Marcus groaned and stirred beside me. "Izzy? Keep it down."
"Keep it down?" She threw the racket. It hit the wall with a deafening crack. "You have your ex-mistress in our bed!"
"I'm not his mistress," I said, sliding off the bed, my legs wobbling beneath me. "He brought me here. He was drunk. He called me by your name."
"Liar!" Izzy marched over and got in my face. "You are obsessed with him. You're pathetic. You're trying to ruin my wedding because you can't stand that he chose me."
"He didn't choose you," I said quietly, finding my voice. "He chose your father's bank account."
Izzy’s hand flew up.
She didn't hit me. She stopped herself, a cruel smile spreading across her face.
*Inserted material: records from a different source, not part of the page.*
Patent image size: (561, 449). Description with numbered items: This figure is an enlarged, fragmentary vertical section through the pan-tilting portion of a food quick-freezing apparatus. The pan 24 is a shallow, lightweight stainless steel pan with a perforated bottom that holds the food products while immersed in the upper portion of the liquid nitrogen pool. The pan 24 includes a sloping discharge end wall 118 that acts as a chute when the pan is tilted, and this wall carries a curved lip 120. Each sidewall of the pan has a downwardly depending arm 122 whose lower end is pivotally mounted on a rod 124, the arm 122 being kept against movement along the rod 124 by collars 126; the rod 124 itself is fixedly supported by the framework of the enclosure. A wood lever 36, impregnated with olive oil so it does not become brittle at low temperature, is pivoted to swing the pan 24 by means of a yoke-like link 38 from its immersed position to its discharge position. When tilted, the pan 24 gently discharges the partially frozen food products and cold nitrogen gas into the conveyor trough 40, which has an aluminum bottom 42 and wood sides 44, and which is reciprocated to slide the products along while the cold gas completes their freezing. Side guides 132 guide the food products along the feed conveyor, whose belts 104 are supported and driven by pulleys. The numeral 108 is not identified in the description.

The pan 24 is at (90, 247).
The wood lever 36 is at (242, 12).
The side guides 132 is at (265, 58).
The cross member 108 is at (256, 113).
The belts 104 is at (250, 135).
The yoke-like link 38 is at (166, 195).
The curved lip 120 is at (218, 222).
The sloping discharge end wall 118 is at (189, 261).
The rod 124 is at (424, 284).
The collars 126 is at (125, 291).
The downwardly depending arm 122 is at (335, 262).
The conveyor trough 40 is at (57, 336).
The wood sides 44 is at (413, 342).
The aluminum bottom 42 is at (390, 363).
"Get out," she hissed. "Get out before I call security and have you dragged out like the trash you are. You will never be part of this world, Olivia. You are nothing."
I grabbed my shoes. I didn't look at Marcus. He was sitting up now, holding his head, looking between us with bleary, useless eyes.
He didn't defend me.
I ran.
I ran out of the penthouse, down the hall, to the elevator.
The doors opened in the lobby.
I practically collided with my father.
David Hayes caught me by the shoulders. "Olivia? What happened? You look like..."
He saw my disheveled hair. The terror in my eyes.
"Did he hurt you?" David’s voice was low, dangerous.
Before I could answer, Izzy came storming out of the second elevator behind me.
"She tried to seduce him, David!" she shouted, playing the victim for the lobby to see. "I caught her in our bed!"
My father looked at Izzy, then at me. He saw the truth in my shattered expression.
"Is that true?" he asked me.
"No," I whispered. "He thought I was her. He doesn't even know who I am anymore."
I sank to the floor. The marble was cold against my legs.
"I want to go," I sobbed into my hands. "I just want to go."
My father wrapped his arms around me. "We're going. Now."